Connected TV is surging, and Roku's platform produces a virtuous cycle. Content publishers are attracted because of the huge viewership. Viewers are attracted because there's so much content. And advertisers see an increasing amount of inventory available and can leverage user data to target specific audiences.

ROKU Chart

Roku year-to-date stock performance, data by YCharts.

Why I bought in September

I failed to recognize this stock in 2018 and missed a 337% rise in 2019. But when the pandemic hit, Roku stock was cut in half, and I started a position in early March at $90.77 per share. I bought more in early April ($81.60) and early May ($115.87).

When the company reported strong results on Aug. 5, it gave me more confidence. In early September, Roku was trading for close to the same price as a year earlier -- despite year-over-year revenue growth of more than 40% every quarter. I added to my position at $155.19 per share. While the company's higher expenses and negative free cash flow of $45.8 million in the trailing 12 months are something to watch, I'm comfortable with increased expenses that help attract users and advertisers to fuel long-term growth.

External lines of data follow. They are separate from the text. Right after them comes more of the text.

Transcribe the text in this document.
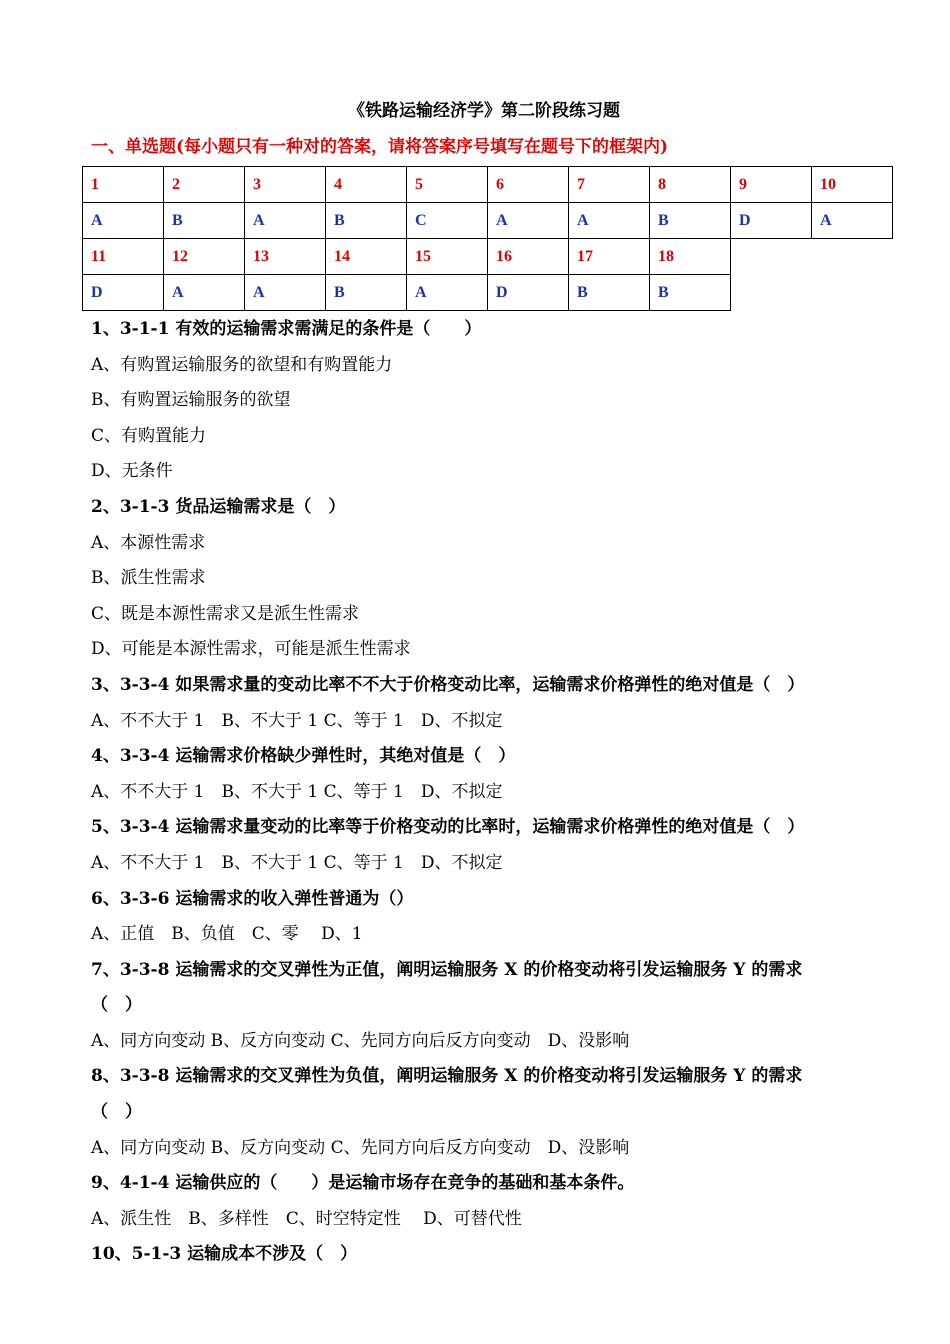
《铁路运输经济学》第二阶段练习题
一、单选题(每小题只有一种对的答案，请将答案序号填写在题号下的框架内)
1	2	3	4	5	6	7	8	9	10
A	B	A	B	C	A	A	B	D	A
11	12	13	14	15	16	17	18		
D	A	A	B	A	D	B	B		
1、3-1-1 有效的运输需求需满足的条件是（　　）
A、有购置运输服务的欲望和有购置能力
B、有购置运输服务的欲望
C、有购置能力
D、无条件
2、3-1-3 货品运输需求是（　）
A、本源性需求
B、派生性需求
C、既是本源性需求又是派生性需求
D、可能是本源性需求，可能是派生性需求
3、3-3-4 如果需求量的变动比率不不大于价格变动比率，运输需求价格弹性的绝对值是（　）
A、不不大于 1　B、不大于 1 C、等于 1　D、不拟定
4、3-3-4 运输需求价格缺少弹性时，其绝对值是（　）
A、不不大于 1　B、不大于 1 C、等于 1　D、不拟定
5、3-3-4 运输需求量变动的比率等于价格变动的比率时，运输需求价格弹性的绝对值是（　）
A、不不大于 1　B、不大于 1 C、等于 1　D、不拟定
6、3-3-6 运输需求的收入弹性普通为（）
A、正值　B、负值　C、零　 D、1
7、3-3-8 运输需求的交叉弹性为正值，阐明运输服务 X 的价格变动将引发运输服务 Y 的需求
（　）
A、同方向变动 B、反方向变动 C、先同方向后反方向变动　D、没影响
8、3-3-8 运输需求的交叉弹性为负值，阐明运输服务 X 的价格变动将引发运输服务 Y 的需求
（　）
A、同方向变动 B、反方向变动 C、先同方向后反方向变动　D、没影响
9、4-1-4 运输供应的（　　）是运输市场存在竞争的基础和基本条件。
A、派生性　B、多样性　C、时空特定性　 D、可替代性
10、5-1-3 运输成本不涉及（　）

My dollar-cost average has risen from about $85 per share to about $107 as I've built my position. Sometimes it's difficult to keep buying stocks as they go higher, but I think the shares will look like a bargain a few years from now.

This article represents the opinion of the writer, who may disagree with the “official” recommendation position of a Motley Fool premium advisory service. We’re motley! Questioning an investing thesis -- even one of our own -- helps us all think critically about investing and make decisions that help us become smarter, happier, and richer.